I use the site frequently. Based on my experience, this is a valid concern though I’m not sure that the recency bias is as much of an issue as much as the lack of comments.
Also, there’s going to be an even more significant bias from whoever is the first to submit a prediction.
Meanwhile, back in 1977 someone is wondering why more business are not adopting personal microcomputers given their obvious productivity benefits. Technology takes time to disseminate, so the question you need to be asking is not why this specific technology is taking time to disseminate, but why it takes time in general. Likely it’s some complicated mix of signalling, prestige, institutional inertia, and a general feeling that these methods are still unproven. The last one is very important because nobody wants to be the fool who advocated for Hot New Thing over Proven Old Method only to have it blow up in their face.

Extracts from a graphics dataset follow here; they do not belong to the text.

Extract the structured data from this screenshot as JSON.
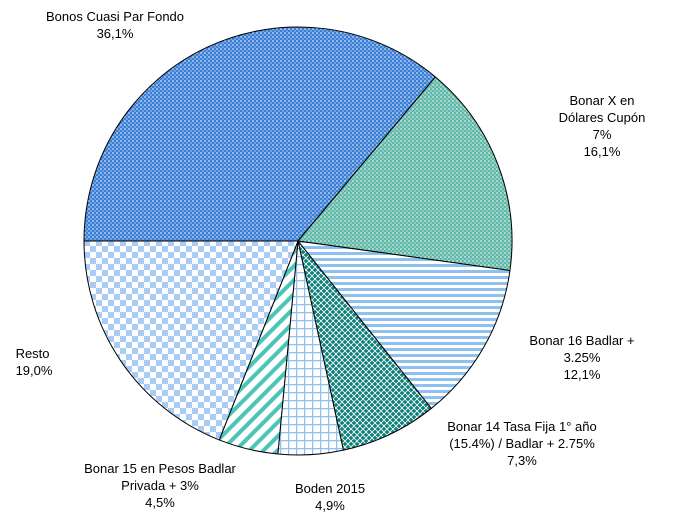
{
  "chart_data": {
    "type": "pie",
    "categories": [
      "Bonos Cuasi Par Fondo",
      "Bonar X en Dólares Cupón\n7%",
      "Bonar 16 Badlar + 3.25%",
      "Bonar 14 Tasa Fija 1° año\n(15.4%) / Badlar + 2.75%",
      "Boden 2015",
      "Bonar 15 en Pesos Badlar\nPrivada + 3%",
      "Resto"
    ],
    "values": [
      36.1,
      16.1,
      12.1,
      7.3,
      4.9,
      4.5,
      19.0
    ],
    "value_labels": [
      "36,1%",
      "16,1%",
      "12,1%",
      "7,3%",
      "4,9%",
      "4,5%",
      "19,0%"
    ],
    "colors": [
      "#3a7fd5",
      "#5fb8a8",
      "#8ec0f0",
      "#0f7f78",
      "#8ec0f0",
      "#4cc4b8",
      "#a8ccf5"
    ],
    "patterns": [
      "dots",
      "dots",
      "hstripes",
      "crosshatch",
      "grid",
      "diagonal",
      "checker"
    ]
  }
}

Also few people have even heard of Philip Tetlock’s super-forecasting experiments, and fewer still are going to be convinced by them. Knowledge also takes time to disseminate, and people are notoriously hard to convince. Superforcasting was published in 2015, for crying out loud, this is like being shocked that businessmen were still using dumb phones in 2009.
Here’s my excuse. I eagerly hopped on the bandwagon of forecasting and prediction markets, and tried talking to lots of rationalists and effective altruists about it over the last couple years. It’s one of those things that wasn’t taken up as an idea to actually do something about by many in the rationality community besides Robin Hanson. You, Scott, have blogged about it too. Frankly, I expect it wasn’t being said by the right people in the community in the right way to be taken seriously. The rationalist diaspora is hard to read these days, and to the extent the rationality community runs on a heuristic of concluding the next big idea must be what everyone else in the community is currently talking about, it’s hard to tell why some memes get taken more seriously than others.
There was a time last year when the rationality community’s interest in Kegan levels spiked for a while. I wish I knew how to get people to excited about prediction markets and forecasting the way they get excited about Kegan levels. Anyway, I gave up on trying to get people to care about forecasting and prediction markets, as I wasn’t well-placed to do something all by myself, and I was hoping Metaculus would take off. Maybe that’s happening now. I’ll believe people will stop making excuses for not doing anything about forecasting when I see it, though.